The business confidence for April-June 2021 shows a significant decline over business confidence in January-March 2020. This is quite concerning, as there had been consistent increases in the BCI in all the previous rounds. Even in the sub-indicators, all of them have seen a decrease in their BCI scores for the April-June 2021 quarter compared to the previous quarter. A possible explanation for this fall in business confidence is the second wave of COVID-19 taking place in 2021, along with fears of new variants of the disease spreading in the country.
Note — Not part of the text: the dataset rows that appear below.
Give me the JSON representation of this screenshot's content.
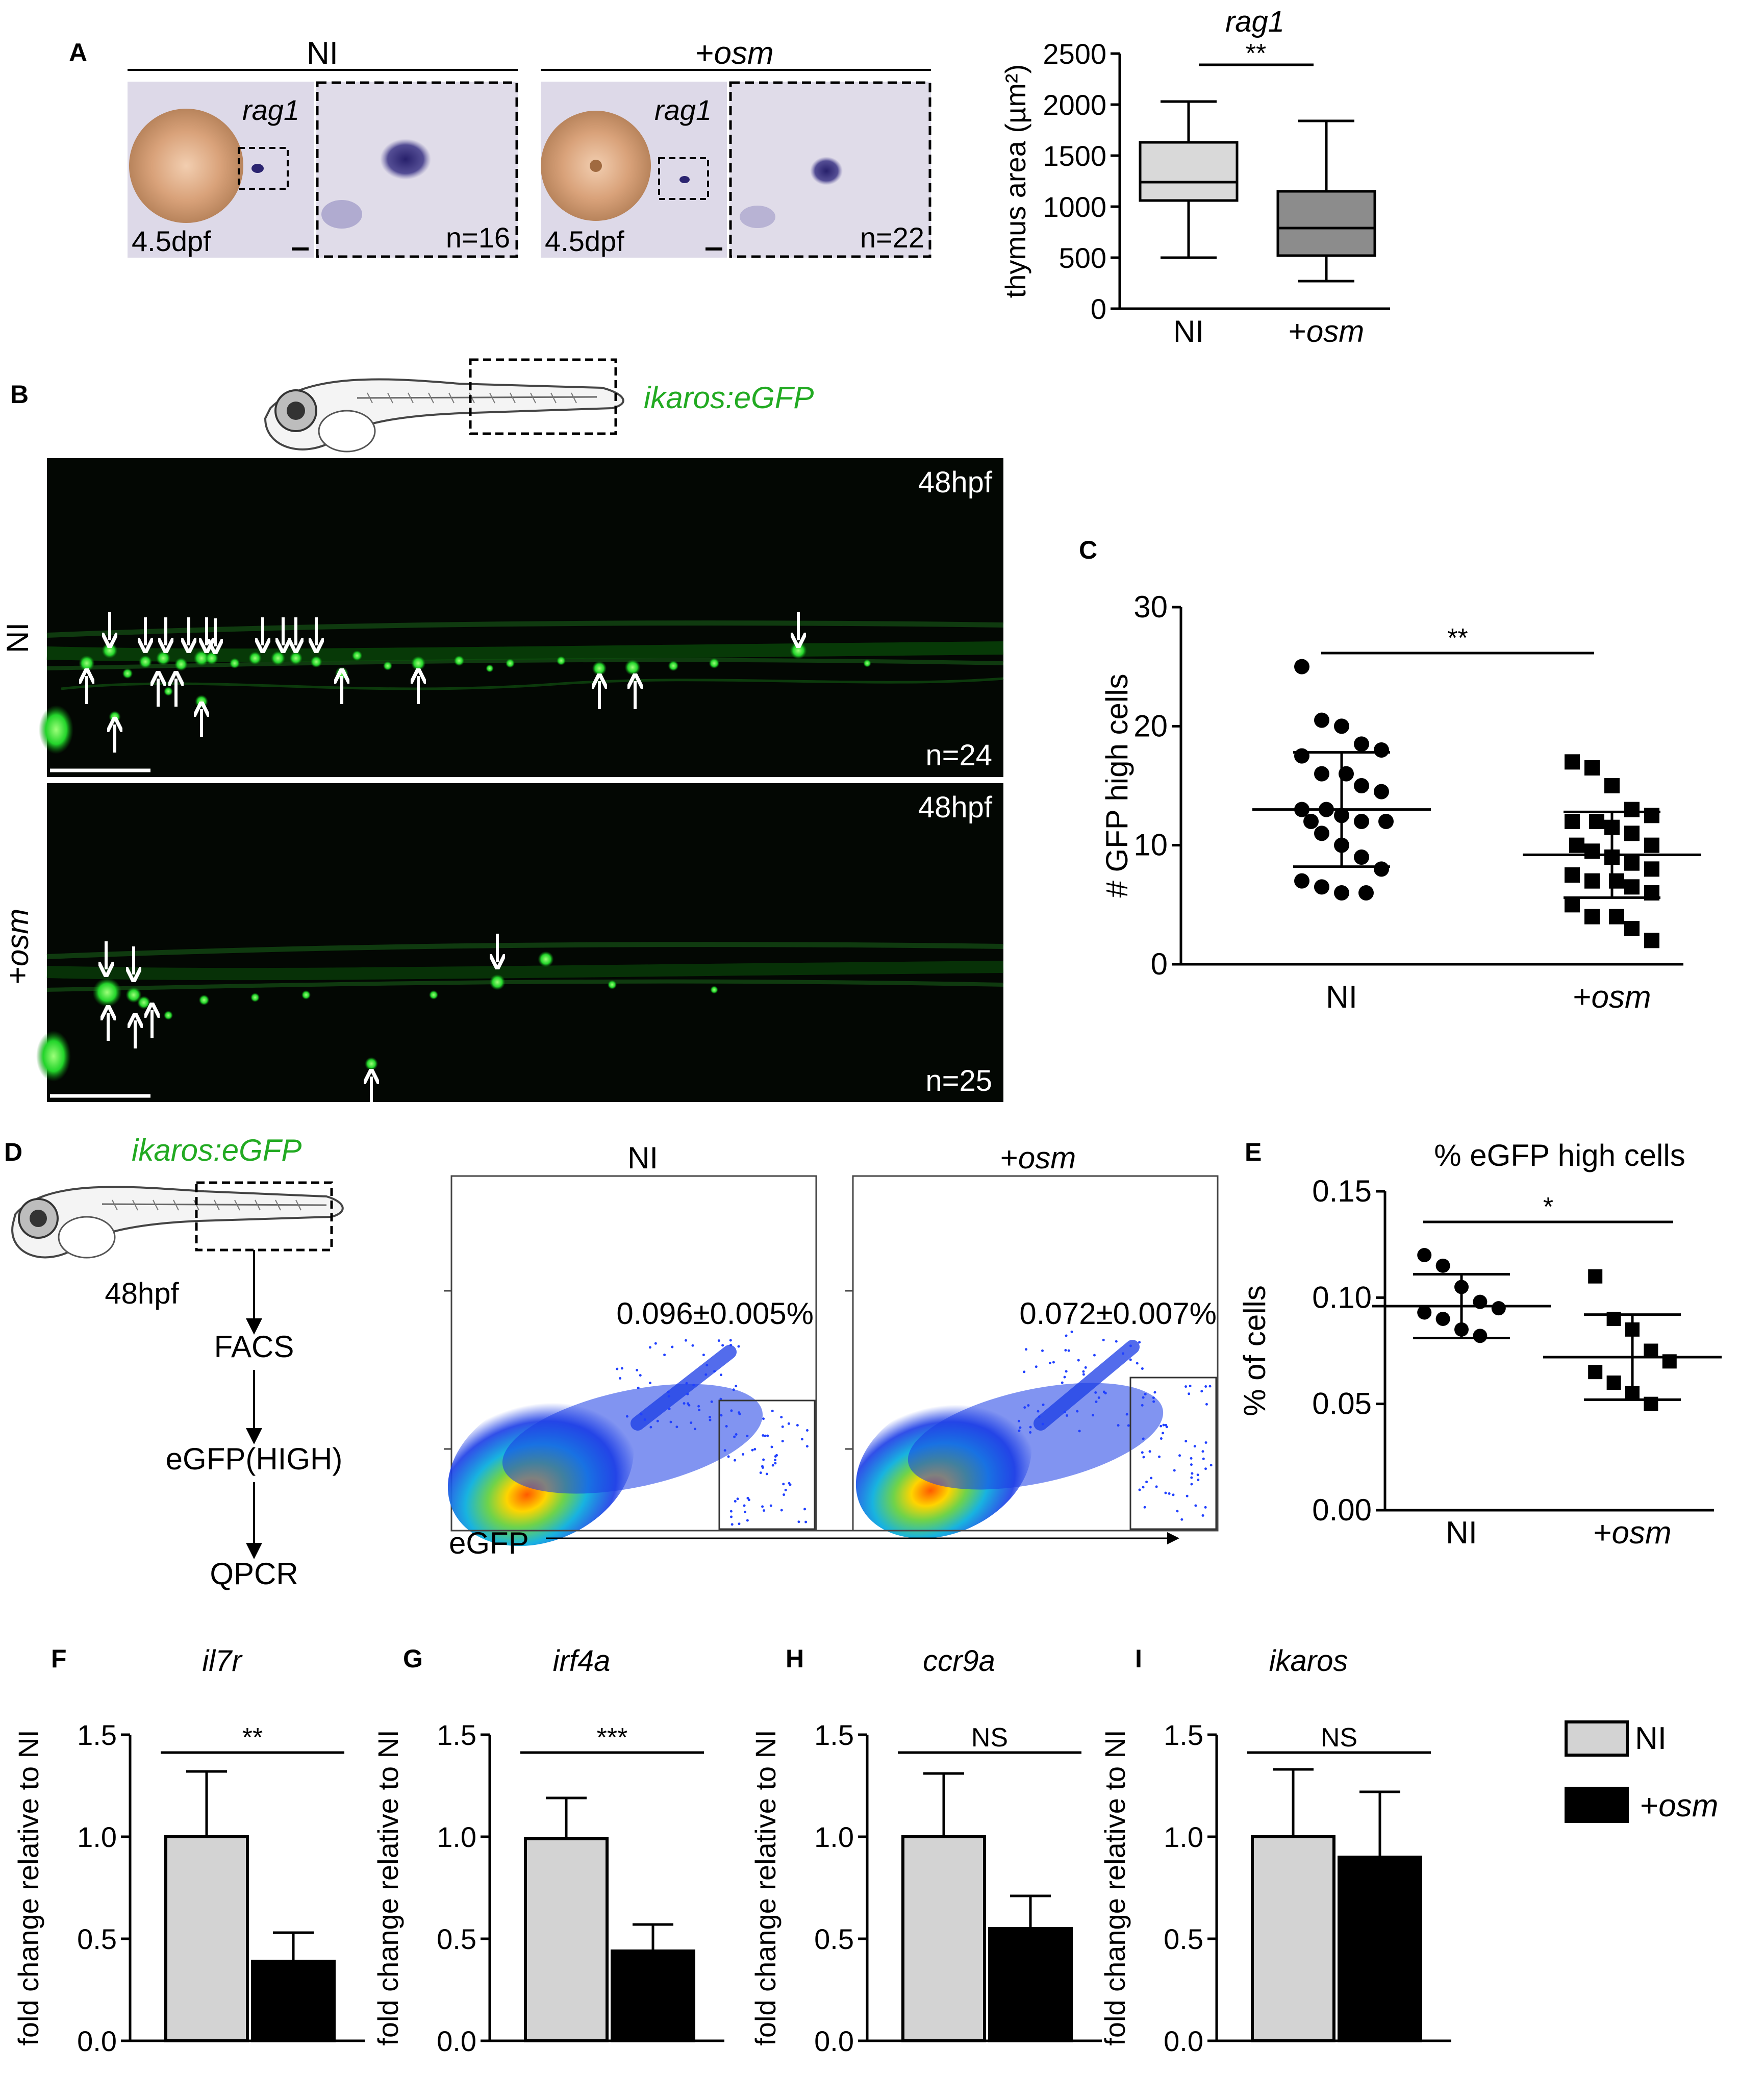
{
  "panels": {
    "A": {
      "letter": "A",
      "groups": [
        {
          "label": "NI",
          "label_prefix": "",
          "label_italic": "",
          "gene": "rag1",
          "stage": "4.5dpf",
          "n": "n=16"
        },
        {
          "label": "",
          "label_prefix": "+",
          "label_italic": "osm",
          "gene": "rag1",
          "stage": "4.5dpf",
          "n": "n=22"
        }
      ]
    },
    "B": {
      "letter": "B",
      "line_label": "ikaros:eGFP",
      "images": [
        {
          "stage": "48hpf",
          "n": "n=24",
          "side_label": "NI",
          "side_prefix": "",
          "side_italic": ""
        },
        {
          "stage": "48hpf",
          "n": "n=25",
          "side_label": "",
          "side_prefix": "+",
          "side_italic": "osm"
        }
      ]
    },
    "C": {
      "letter": "C"
    },
    "D": {
      "letter": "D",
      "line_label": "ikaros:eGFP",
      "stage": "48hpf",
      "steps": [
        "FACS",
        "eGFP(HIGH)",
        "QPCR"
      ],
      "plots": [
        {
          "title": "NI",
          "title_prefix": "",
          "title_italic": "",
          "gate_value": "0.096±0.005%"
        },
        {
          "title": "",
          "title_prefix": "+",
          "title_italic": "osm",
          "gate_value": "0.072±0.007%"
        }
      ],
      "x_axis_label": "eGFP"
    },
    "E": {
      "letter": "E"
    },
    "F": {
      "letter": "F"
    },
    "G": {
      "letter": "G"
    },
    "H": {
      "letter": "H"
    },
    "I": {
      "letter": "I"
    }
  },
  "legend": {
    "items": [
      {
        "prefix": "",
        "italic": "",
        "label": "NI",
        "color": "#d3d3d3"
      },
      {
        "prefix": "+",
        "italic": "osm",
        "label": "",
        "color": "#000000"
      }
    ]
  },
  "chart_data": [
    {
      "id": "A",
      "type": "box",
      "title": "rag1",
      "ylabel": "thymus area (µm²)",
      "ylim": [
        0,
        2500
      ],
      "yticks": [
        "0",
        "500",
        "1000",
        "1500",
        "2000",
        "2500"
      ],
      "categories": [
        "NI",
        "+osm"
      ],
      "series": [
        {
          "name": "NI",
          "min": 500,
          "q1": 1060,
          "median": 1240,
          "q3": 1630,
          "max": 2030,
          "color": "#d9d9d9"
        },
        {
          "name": "+osm",
          "min": 270,
          "q1": 520,
          "median": 790,
          "q3": 1150,
          "max": 1840,
          "color": "#8c8c8c"
        }
      ],
      "significance": "**"
    },
    {
      "id": "C",
      "type": "scatter",
      "ylabel": "# GFP high cells",
      "ylim": [
        0,
        30
      ],
      "yticks": [
        "0",
        "10",
        "20",
        "30"
      ],
      "categories": [
        "NI",
        "+osm"
      ],
      "series": [
        {
          "name": "NI",
          "marker": "circle",
          "mean": 13.0,
          "sd_low": 8.2,
          "sd_high": 17.8,
          "values": [
            25,
            20.5,
            20,
            18.5,
            18,
            17.5,
            16,
            16,
            15,
            14.5,
            13,
            13,
            12.5,
            12,
            12,
            12,
            11,
            10,
            9,
            8,
            7,
            6.5,
            6,
            6
          ]
        },
        {
          "name": "+osm",
          "marker": "square",
          "mean": 9.2,
          "sd_low": 5.6,
          "sd_high": 12.8,
          "values": [
            17,
            16.5,
            15,
            13,
            12.5,
            12,
            12,
            11.5,
            11,
            10,
            10,
            9.5,
            9,
            8.5,
            8,
            7.5,
            7,
            7,
            6.5,
            6,
            5,
            4,
            4,
            3,
            2
          ]
        }
      ],
      "significance": "**"
    },
    {
      "id": "E",
      "type": "scatter",
      "title": "% eGFP high cells",
      "ylabel": "% of cells",
      "ylim": [
        0,
        0.15
      ],
      "yticks": [
        "0.00",
        "0.05",
        "0.10",
        "0.15"
      ],
      "categories": [
        "NI",
        "+osm"
      ],
      "series": [
        {
          "name": "NI",
          "marker": "circle",
          "mean": 0.096,
          "sd_low": 0.081,
          "sd_high": 0.111,
          "values": [
            0.12,
            0.115,
            0.105,
            0.098,
            0.095,
            0.093,
            0.09,
            0.085,
            0.082
          ]
        },
        {
          "name": "+osm",
          "marker": "square",
          "mean": 0.072,
          "sd_low": 0.052,
          "sd_high": 0.092,
          "values": [
            0.11,
            0.09,
            0.085,
            0.075,
            0.07,
            0.065,
            0.06,
            0.055,
            0.05
          ]
        }
      ],
      "significance": "*"
    },
    {
      "id": "F",
      "type": "bar",
      "title": "il7r",
      "ylabel": "fold change relative to NI",
      "ylim": [
        0,
        1.5
      ],
      "yticks": [
        "0.0",
        "0.5",
        "1.0",
        "1.5"
      ],
      "categories": [
        "NI",
        "+osm"
      ],
      "values": [
        1.0,
        0.39
      ],
      "errors": [
        0.32,
        0.14
      ],
      "significance": "**"
    },
    {
      "id": "G",
      "type": "bar",
      "title": "irf4a",
      "ylabel": "fold change relative to NI",
      "ylim": [
        0,
        1.5
      ],
      "yticks": [
        "0.0",
        "0.5",
        "1.0",
        "1.5"
      ],
      "categories": [
        "NI",
        "+osm"
      ],
      "values": [
        0.99,
        0.44
      ],
      "errors": [
        0.2,
        0.13
      ],
      "significance": "***"
    },
    {
      "id": "H",
      "type": "bar",
      "title": "ccr9a",
      "ylabel": "fold change relative to NI",
      "ylim": [
        0,
        1.5
      ],
      "yticks": [
        "0.0",
        "0.5",
        "1.0",
        "1.5"
      ],
      "categories": [
        "NI",
        "+osm"
      ],
      "values": [
        1.0,
        0.55
      ],
      "errors": [
        0.31,
        0.16
      ],
      "significance": "NS"
    },
    {
      "id": "I",
      "type": "bar",
      "title": "ikaros",
      "ylabel": "fold change relative to NI",
      "ylim": [
        0,
        1.5
      ],
      "yticks": [
        "0.0",
        "0.5",
        "1.0",
        "1.5"
      ],
      "categories": [
        "NI",
        "+osm"
      ],
      "values": [
        1.0,
        0.9
      ],
      "errors": [
        0.33,
        0.32
      ],
      "significance": "NS"
    }
  ]
}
The EBI scores in all four rounds are found between 25 and 50, indicating that the overall business environment is unfavourable for the firms. However, there is some hope in the fourth round – while the EBI score previously decreased in the third round, it has increased in the January-March 2021 quarter. Similar trends are seen in the sub-indicators, where most of them have had increases in their EBI scores.

There has been a sequential decline in the gap between expectations and reality amongst the firms. In this round, BCI scores were lower than the PBSI scores for the first time. Thus, the ratio between BCI and PBSI fell below 1 for most of the firms.

Before the current upsurge of COVID-19 (in March 2021), 34% of the firms thought that the economy was on a strong recovery, while 14% of the firms stated it was on a weak recovery, and 52% thought it was on a moderate recovery.

After the current upsurge of the COVID-19, only 2% of the firms stated that the economy would be on a strong recovery, 68% thought it would be on a weak recovery, and 31% thought it would be on a moderate recovery.

The firms, on average, have been able to recover themselves by 57% of the damages that occurred during the pandemic (March 2020 – March 2021). Most notably, the Financial sector has been able to recover 73% of their damages, followed by Pharmaceuticals and Chemicals (72%), RMG (67%), and Textiles (66%), amongst others. This shows that the firms have not gone back to the pre-pandemic situation as of yet.

In the fourth round, around 69% of the surveyed firms have not received a stimulus package. Among the overall stimulus package recipients, 57.8% of RMG firms received the package while no ICT & Telecommunication and Other Services firms received it. In terms of firm size, only 9% of micro and small firms have received the package, while 46% of large firms were recipients.

Like the previous rounds of the survey, recipients of the packages faced problems due to lengthy procedures, difficulty in bank services, and procedural application systems. Those who did not receive it said that the incentive package is not a grant, no package for the industry, procedural and bank-related difficulties. No significant improvements were observed on these indicators.